What was your favorite moment? The tortured script reading? The long silence punctuated by the sounds of frantic paper shuffling? The labored breathing? The heartfelt, plaintive sigh during the middle of the nightmare? The part where Collins glances to someone off camera and mouths the words, "I'm so sorry?"
It was so dreadful, so tragically funny, and best of all, so human. And yet, Collins somehow gathered himself during the botched Nets-Pacers' highlights and delivered the ad-lib line which became You Tube legend.
"Later he gets the rebound passes it to the man shoots it and boom goes the dynamite."
Collins hasn't done a sportscast since. He did a gig on David Letterman (Letterman, a Ball State alum and financial contributor, donated a plaque to the school that reads, "Dedicated to all 'C' students before and after me!"). There was the CBS morning show appearance where he helped do the weather report. And there were some interviews with assorted newspapers and radio stations.
ESPN "SportsCenter" anchor Scott Van Pelt e-mailed Collins and told him, "If this is the worst thing that ever happens to you, life will be good." And then Van Pelt paid homage to Collins by using the "Boom" line on the air.
He still does on occasion.
Other Ball State students did double takes when they saw Collins on campus. But apparently the chicks didn't dig his fame or appreciate the brilliance of his ad lib. He got zero dates out of it.
"I'm the, 'Boom Goes The Dynamite Nerd,' " he said.
Nah, I tell him. It was inspired stuff.
"Oh, c'mon," he said. "It was nerdy."
Collins is 21 now. He's finishing up his junior year at Ball State, has a girlfriend, lives off campus with four buddies, and begins an internship this summer at Indianapolis' WTHR-TV. He'll be working with the station's investigative team. Boom goes the hidden camera.
Collins would like you to know he's doing fine. Better than fine. The sports talk radio stations don't call anymore, and his last print interview was almost six months ago. But just to be on the safe side, he wouldn't agree to this interview until he confirmed it was really someone from ESPN.
"You'd be surprised what people would try to do," he said.

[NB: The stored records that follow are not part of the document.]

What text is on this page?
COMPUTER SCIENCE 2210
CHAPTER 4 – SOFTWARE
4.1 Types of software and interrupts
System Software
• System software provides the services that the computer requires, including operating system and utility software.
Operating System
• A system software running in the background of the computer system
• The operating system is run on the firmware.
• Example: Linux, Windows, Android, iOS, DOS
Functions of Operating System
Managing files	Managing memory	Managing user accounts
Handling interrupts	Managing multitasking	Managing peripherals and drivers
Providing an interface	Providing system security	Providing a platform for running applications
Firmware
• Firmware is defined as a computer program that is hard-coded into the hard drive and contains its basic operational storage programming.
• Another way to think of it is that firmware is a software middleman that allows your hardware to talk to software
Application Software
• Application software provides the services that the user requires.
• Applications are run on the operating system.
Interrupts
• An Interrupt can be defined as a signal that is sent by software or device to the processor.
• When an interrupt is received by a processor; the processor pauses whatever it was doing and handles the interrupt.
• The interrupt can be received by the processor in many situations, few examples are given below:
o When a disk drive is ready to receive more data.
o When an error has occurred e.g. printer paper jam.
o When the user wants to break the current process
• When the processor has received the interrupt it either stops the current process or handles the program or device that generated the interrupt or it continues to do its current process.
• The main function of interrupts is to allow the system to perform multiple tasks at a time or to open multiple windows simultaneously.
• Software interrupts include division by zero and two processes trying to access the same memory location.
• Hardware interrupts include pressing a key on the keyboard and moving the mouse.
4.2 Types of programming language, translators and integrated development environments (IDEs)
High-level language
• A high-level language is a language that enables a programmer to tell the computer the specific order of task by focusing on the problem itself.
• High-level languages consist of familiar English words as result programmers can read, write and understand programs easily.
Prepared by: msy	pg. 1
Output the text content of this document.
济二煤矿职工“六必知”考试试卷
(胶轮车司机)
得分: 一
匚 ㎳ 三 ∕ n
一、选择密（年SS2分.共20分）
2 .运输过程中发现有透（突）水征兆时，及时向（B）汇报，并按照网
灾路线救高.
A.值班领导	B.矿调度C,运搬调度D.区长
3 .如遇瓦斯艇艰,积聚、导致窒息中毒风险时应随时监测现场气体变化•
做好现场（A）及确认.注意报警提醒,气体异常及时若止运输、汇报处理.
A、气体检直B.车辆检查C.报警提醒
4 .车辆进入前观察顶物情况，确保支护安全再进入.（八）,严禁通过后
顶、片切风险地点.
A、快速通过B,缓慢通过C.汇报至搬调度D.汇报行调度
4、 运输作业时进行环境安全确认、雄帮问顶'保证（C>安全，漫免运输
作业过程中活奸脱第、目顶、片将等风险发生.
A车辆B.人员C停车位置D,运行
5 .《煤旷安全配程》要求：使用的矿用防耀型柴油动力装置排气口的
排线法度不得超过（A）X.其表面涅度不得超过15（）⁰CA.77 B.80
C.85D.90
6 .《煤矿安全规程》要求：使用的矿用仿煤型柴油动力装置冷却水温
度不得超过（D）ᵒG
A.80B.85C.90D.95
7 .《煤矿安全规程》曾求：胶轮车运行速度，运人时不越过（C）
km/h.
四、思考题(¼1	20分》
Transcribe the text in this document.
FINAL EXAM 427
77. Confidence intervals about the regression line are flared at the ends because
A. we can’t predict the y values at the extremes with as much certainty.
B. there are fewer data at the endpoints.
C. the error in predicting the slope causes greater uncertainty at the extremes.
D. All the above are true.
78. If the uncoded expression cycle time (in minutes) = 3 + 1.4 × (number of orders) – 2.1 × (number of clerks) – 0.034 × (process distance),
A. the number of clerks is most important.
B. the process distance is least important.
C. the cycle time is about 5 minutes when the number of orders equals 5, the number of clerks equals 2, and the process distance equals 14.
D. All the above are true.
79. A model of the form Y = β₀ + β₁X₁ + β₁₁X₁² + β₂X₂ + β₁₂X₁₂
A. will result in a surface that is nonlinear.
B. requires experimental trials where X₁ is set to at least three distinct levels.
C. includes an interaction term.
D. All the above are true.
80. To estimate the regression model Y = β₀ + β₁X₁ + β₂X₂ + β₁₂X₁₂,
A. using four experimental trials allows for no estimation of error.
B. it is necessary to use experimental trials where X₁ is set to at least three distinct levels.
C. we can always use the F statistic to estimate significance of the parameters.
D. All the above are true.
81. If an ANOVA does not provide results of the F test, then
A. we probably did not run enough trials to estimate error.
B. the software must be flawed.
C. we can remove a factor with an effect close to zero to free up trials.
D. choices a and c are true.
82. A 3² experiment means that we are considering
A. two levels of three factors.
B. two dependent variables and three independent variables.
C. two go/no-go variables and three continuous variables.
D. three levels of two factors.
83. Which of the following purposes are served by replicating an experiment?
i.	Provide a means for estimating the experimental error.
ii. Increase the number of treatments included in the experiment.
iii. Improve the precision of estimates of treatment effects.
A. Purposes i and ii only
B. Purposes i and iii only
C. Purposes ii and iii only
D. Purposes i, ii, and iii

He still does on-air work, but mostly as the weather guy. When he graduates next spring (major in telecommunications, minor in political science), Collins wants to find a job on the news side. But before he leaves the Muncie, Ind., campus, Collins is considering one final sports encore.
"You know, I might try it," he said. "Just to get back up there and do the sports end that chapter in my life. The thing that concerns me is that it would come back and haunt me if I tried to get a job somewhere."
Haunt him? If I'm a station manager somewhere, I hire Collins because he's totally fearless. The kid became must-see video disaster, but had the stones to survive it. And now he's thinking of a one-time sportscast return? The ratings would be huge.
"Don't be surprised if I come out swinging," said Collins, who reminds me a little bit of Kenneth on "30 Rock" (but in a good way). "It's a big world out there. I've taken a few shots, and I'm ready to take a few more Yeah, things went wrong and everybody got a good laugh. But things have changed since then."
Here's the deal, Brian. Set the date for your return to the anchor's chair. Maybe we can get Letterman to punch up the script. Van Pelt can co-host. I'll work the teleprompter. We'll do it up right.
But you'll need a new catchphrase. "Boom" is so, well, 2005.